Artikel 6.5.3 In de Zvw is bepaald dat het bestuursrechtelijke regiem ten einde komt zodra de verzekeringnemer zijn uit de zorgverzekering jegens zijn zorgverzekeraar opgebouwde schulden heeft voldaan, dan wel de door de rechter opgelegde schuldsaneringsregeling of – met inschakeling van een schuldhulpverlener – een minnelijke schuldregeling voor hem is ingegaan. Vanaf dat moment dient de verzekeringnemer aan zijn zorgverzekeraar weer de gewone, privaatrechtelijke nominale premie te betalen. Eventuele schuldopbouw bij het CVZ (dat wil zeggen een schuld aan bestuursrechtelijke premie) vormt hierbij geen drempel. Deze schuld blijft staan en zal na vijf jaar verjaren (de normale verjaringstermijn voor bestuurlijke premieschulden), tenzij het CVZ door gaat met invorderingsactiviteiten. Artikel 18e, tweede lid, Zvw bepaalt dat het CVZ voor de inning van een eventuele restschuld aan bestuursrechtelijke premie geen gebruik kan maken van de instrumenten bronheffing en het laten overmaken van de zorgtoeslag aan zichzelf. De reden hiervoor is dat de verzekerde de nominale premie aan zijn zorgverzekeraar moet betalen.
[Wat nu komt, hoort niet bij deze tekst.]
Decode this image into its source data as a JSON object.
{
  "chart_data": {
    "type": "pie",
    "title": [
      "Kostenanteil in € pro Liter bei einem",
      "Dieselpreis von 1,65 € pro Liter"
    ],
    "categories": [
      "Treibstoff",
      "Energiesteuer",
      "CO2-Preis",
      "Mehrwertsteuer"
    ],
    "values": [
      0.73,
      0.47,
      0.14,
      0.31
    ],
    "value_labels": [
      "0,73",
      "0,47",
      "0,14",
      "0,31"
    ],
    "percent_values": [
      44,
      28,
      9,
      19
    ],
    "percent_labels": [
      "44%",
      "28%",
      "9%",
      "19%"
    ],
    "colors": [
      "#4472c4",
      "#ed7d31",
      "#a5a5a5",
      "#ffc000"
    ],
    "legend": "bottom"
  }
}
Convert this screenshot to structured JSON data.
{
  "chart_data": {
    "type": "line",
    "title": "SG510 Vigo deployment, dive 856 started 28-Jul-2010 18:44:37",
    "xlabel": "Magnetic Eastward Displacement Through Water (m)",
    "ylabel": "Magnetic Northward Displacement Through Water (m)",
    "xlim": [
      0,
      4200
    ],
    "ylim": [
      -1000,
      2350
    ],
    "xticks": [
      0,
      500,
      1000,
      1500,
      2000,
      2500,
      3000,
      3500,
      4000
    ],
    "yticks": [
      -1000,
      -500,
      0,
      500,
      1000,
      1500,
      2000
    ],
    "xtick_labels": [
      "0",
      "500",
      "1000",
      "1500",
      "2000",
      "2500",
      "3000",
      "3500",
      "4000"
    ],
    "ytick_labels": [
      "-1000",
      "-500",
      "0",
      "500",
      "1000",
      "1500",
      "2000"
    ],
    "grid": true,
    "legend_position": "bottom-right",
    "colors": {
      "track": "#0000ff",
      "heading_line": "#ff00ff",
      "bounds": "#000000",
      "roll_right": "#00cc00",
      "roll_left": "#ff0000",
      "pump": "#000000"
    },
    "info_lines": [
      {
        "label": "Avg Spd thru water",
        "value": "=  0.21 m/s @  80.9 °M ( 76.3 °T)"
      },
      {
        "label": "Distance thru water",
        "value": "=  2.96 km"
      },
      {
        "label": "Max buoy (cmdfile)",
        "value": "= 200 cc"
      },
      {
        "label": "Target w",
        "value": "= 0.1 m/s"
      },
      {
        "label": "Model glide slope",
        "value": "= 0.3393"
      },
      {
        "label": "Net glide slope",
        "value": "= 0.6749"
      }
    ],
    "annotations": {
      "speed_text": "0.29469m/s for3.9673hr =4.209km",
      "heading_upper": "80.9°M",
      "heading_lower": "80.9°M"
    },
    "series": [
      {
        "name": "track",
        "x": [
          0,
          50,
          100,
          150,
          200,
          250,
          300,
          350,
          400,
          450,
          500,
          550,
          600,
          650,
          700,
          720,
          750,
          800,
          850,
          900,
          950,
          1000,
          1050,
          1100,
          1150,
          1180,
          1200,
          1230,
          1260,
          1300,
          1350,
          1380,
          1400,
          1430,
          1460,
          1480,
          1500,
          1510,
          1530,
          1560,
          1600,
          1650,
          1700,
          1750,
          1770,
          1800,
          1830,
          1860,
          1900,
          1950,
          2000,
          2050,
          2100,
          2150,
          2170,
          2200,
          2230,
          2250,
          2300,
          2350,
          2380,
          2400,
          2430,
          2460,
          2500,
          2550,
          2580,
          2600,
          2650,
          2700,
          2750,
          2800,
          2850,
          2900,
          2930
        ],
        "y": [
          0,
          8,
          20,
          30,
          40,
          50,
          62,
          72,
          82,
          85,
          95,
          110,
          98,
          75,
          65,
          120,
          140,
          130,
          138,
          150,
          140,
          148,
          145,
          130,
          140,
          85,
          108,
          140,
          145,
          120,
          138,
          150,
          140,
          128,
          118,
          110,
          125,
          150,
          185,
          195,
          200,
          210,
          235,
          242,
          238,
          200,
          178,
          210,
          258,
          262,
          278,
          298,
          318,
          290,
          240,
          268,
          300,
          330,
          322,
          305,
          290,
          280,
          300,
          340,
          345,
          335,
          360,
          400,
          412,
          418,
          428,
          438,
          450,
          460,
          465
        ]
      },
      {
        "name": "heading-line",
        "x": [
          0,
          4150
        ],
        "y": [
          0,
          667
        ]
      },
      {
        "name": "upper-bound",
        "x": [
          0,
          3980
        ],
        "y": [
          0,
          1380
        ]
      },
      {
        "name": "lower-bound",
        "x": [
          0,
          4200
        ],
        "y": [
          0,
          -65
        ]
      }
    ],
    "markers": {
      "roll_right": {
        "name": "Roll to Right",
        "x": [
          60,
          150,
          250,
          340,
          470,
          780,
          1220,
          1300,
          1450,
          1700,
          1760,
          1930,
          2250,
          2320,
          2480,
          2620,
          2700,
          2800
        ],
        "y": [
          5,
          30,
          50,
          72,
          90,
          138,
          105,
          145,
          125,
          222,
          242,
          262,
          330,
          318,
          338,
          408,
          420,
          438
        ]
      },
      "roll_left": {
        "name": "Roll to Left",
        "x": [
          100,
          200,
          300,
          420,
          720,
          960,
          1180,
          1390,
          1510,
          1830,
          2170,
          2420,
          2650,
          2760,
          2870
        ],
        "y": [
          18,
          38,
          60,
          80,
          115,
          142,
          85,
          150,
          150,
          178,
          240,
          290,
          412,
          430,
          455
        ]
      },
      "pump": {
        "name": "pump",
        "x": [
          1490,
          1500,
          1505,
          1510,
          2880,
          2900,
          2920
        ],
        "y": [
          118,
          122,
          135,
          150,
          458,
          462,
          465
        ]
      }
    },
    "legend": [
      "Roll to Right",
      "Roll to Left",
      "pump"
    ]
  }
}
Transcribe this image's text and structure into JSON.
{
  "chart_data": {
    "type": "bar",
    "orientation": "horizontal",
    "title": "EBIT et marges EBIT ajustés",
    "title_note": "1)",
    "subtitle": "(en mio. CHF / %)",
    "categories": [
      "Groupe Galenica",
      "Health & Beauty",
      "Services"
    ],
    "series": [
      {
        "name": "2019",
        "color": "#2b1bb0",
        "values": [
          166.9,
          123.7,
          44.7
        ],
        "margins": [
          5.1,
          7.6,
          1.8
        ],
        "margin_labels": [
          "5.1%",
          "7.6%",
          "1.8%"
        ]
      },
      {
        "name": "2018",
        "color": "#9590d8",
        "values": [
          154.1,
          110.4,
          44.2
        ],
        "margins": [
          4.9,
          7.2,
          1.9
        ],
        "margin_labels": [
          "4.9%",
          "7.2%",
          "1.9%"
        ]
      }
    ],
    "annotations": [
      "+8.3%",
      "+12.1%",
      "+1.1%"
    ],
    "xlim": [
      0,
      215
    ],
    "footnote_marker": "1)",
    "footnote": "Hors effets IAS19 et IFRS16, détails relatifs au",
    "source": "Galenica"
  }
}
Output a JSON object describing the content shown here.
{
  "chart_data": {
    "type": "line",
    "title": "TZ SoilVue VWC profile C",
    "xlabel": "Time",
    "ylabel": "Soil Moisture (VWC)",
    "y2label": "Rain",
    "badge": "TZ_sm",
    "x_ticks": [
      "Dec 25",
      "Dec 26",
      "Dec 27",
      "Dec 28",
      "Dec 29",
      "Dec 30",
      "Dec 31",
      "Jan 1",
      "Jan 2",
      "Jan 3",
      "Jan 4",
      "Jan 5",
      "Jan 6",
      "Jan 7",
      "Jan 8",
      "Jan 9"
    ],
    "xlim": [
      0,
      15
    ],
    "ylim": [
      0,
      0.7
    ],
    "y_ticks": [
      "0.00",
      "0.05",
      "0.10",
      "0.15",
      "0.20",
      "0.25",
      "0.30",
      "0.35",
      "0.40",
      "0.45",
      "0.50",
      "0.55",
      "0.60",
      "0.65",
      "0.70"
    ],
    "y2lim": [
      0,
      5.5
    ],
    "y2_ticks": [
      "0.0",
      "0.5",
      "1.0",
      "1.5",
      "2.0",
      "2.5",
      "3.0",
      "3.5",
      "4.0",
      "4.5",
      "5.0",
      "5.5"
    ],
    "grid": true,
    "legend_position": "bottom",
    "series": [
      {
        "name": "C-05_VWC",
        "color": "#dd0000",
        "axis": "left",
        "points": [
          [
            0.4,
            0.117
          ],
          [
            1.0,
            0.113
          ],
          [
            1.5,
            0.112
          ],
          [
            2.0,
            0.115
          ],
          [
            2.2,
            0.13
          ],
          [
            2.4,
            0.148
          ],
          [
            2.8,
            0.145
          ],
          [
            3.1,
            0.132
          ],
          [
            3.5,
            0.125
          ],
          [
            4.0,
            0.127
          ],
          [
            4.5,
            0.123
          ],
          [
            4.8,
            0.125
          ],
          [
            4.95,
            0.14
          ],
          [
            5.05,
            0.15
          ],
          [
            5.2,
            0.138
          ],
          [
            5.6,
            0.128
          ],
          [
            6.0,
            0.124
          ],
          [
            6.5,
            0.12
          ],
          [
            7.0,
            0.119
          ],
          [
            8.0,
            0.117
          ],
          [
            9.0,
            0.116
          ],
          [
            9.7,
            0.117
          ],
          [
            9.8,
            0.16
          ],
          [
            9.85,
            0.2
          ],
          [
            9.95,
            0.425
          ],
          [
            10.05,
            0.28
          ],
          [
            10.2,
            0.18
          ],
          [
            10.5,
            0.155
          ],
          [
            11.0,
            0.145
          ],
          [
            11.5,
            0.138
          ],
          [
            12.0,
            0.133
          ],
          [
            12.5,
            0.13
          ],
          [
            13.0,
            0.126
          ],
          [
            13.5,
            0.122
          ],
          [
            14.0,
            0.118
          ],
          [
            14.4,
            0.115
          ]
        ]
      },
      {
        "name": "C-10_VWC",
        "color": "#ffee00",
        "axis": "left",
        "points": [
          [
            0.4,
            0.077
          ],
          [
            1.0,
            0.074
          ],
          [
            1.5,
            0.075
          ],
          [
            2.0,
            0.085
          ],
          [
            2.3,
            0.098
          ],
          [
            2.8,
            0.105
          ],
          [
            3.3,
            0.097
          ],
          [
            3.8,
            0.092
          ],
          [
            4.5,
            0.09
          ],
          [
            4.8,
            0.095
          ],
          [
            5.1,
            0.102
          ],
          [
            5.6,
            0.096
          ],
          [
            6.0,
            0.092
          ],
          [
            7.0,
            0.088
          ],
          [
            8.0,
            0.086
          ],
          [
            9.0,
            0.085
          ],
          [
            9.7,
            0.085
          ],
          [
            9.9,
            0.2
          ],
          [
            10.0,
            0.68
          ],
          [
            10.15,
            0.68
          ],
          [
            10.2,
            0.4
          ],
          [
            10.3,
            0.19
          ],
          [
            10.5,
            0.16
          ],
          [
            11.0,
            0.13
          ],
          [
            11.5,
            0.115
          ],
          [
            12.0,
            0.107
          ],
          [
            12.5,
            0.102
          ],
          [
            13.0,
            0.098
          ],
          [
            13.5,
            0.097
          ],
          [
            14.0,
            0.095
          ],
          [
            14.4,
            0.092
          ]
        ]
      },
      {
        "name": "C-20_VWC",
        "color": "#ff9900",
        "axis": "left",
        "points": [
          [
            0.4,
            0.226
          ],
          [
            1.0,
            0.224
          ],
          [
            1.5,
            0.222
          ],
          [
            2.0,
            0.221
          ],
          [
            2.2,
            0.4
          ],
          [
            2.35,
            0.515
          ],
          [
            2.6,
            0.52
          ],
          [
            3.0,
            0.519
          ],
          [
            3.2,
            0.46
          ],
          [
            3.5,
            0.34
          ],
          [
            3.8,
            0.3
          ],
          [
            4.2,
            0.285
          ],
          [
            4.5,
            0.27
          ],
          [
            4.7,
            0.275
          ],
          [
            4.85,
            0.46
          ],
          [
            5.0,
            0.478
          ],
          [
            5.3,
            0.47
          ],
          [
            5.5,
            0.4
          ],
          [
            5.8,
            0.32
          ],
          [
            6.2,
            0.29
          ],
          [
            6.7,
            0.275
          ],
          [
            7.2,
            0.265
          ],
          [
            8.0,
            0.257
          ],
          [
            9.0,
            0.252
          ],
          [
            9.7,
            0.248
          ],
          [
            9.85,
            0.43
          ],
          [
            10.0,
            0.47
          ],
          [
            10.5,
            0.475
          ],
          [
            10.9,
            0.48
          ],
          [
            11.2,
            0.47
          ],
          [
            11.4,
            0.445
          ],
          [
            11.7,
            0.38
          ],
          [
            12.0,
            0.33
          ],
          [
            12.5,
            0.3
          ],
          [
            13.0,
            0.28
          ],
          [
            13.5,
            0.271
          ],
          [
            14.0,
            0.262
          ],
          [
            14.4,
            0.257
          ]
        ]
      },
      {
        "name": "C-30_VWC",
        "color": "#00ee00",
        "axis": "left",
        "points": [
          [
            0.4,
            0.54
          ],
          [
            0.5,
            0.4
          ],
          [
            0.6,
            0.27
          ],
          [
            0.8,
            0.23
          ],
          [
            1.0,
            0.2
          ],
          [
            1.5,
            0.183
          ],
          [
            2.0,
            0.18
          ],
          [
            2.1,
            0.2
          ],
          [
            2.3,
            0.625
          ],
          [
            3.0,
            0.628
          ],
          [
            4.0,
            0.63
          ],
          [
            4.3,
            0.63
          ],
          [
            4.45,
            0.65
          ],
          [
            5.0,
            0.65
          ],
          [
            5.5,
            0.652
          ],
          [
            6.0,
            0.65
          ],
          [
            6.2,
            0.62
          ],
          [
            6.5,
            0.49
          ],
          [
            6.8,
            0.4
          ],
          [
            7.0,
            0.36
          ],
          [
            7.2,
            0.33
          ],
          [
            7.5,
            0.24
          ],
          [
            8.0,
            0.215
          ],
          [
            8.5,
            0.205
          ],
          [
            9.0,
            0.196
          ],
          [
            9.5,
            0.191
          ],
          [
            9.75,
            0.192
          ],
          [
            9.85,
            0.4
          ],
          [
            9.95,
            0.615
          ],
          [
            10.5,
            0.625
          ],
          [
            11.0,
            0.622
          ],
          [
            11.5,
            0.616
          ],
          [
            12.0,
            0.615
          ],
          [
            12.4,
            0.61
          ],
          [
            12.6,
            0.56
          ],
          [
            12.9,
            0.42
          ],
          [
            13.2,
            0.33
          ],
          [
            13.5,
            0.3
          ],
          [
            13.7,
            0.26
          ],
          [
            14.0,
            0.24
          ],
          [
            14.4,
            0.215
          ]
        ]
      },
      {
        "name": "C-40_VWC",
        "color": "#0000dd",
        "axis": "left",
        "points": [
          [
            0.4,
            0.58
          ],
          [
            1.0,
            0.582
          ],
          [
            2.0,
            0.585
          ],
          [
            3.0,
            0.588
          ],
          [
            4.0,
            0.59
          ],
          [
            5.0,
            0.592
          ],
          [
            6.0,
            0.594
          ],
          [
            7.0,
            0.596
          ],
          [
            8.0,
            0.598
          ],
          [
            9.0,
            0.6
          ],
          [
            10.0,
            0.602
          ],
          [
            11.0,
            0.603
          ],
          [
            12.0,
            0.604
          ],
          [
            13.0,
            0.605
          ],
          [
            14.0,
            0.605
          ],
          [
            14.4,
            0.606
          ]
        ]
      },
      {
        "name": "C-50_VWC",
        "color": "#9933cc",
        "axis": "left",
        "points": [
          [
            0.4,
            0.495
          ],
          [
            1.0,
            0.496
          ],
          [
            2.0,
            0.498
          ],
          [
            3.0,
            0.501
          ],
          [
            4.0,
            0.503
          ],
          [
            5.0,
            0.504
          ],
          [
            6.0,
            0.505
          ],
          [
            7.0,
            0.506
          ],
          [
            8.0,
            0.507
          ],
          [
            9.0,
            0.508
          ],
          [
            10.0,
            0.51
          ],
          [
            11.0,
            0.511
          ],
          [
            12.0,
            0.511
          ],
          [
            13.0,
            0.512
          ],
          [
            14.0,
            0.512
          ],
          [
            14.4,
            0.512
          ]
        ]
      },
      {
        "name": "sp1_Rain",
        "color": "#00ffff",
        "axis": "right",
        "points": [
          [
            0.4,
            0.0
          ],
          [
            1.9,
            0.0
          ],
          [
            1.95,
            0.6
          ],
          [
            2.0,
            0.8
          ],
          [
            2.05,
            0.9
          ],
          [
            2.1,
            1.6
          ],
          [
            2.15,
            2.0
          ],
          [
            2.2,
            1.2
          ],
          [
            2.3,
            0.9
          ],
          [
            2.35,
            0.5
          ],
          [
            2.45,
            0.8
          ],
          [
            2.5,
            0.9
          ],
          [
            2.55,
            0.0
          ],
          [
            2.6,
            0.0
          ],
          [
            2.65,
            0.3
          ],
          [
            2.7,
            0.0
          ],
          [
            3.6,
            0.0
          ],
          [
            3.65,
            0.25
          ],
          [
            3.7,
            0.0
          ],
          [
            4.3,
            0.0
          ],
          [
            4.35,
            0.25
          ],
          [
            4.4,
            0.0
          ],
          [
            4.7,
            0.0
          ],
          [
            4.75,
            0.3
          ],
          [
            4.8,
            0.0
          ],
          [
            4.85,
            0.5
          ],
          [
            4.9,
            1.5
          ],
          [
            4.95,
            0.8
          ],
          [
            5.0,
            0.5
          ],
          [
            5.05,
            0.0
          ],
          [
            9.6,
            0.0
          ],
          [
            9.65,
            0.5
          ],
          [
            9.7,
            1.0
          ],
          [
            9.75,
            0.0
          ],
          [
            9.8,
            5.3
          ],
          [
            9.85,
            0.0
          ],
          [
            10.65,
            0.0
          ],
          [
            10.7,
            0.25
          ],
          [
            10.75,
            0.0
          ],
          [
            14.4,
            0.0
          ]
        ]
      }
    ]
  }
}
Daar heeft hij geld voor nodig, wil hij niet opnieuw bij het CVZ in het bestuursrechtelijke regiem komen. Ervan uitgaande dat verzekeringnemers hun nominale premie meestal uit hun periodieke inkomen of hun zorgtoeslag betalen, kan er een probleem ontstaan indien op dat inkomen het CVZ eerst nog de restschuld aan bestuursrechtelijke premie inhoudt dan wel ter voldoening van die restschuld de zorgtoeslag naar zich laat overmaken. Het restant dat de verzekeringnemer daarmee zou overhouden, zou weleens te laag kunnen zijn om zijn nominale premie uit te betalen. En dat zou er vervolgens toe kunnen leiden dat hij wederom een premieschuld bij zijn zorgverzekeraar opbouwt, en dat hij, nadat de nieuwe schuld een hoogte van zes maandpremies heeft bereikt, wederom in het bestuursrechtelijke regiem terechtkomt. Om te vermijden dat het innen van de restschuld aan bestuursrechtelijke premie het kunnen betalen van de privaatrechtelijke, nominale premie aan de zorgverzekeraar belemmert, is in artikel 6.5.3 geregeld dat het CVZ een restschuld aan bestuursrechtelijke premie niet via broninhouding (artikel 18e, tweede lid, Zvw) of het naar zich laten overmaken van de zorgtoeslag int (artikel 6.5.2).
6
Staatscourant 2009 nr. 11534
31 juli 2009
De mogelijkheid van beslaglegging voor het CVZ om de nog resterende schuld voldaan te kunnen krijgen, blijft echter bestaan. Het is immers mogelijk dat de financiële situatie van de schuldenaar aanzienlijk beter is geworden of nog wordt. Verder heeft het CVZ op grond van de Zvw de mogelijkheid van kwijtschelding voor deze restschuld. Het CVZ zal in beleidsregels moeten aangeven hoe en in welke gevallen hiermee om te gaan.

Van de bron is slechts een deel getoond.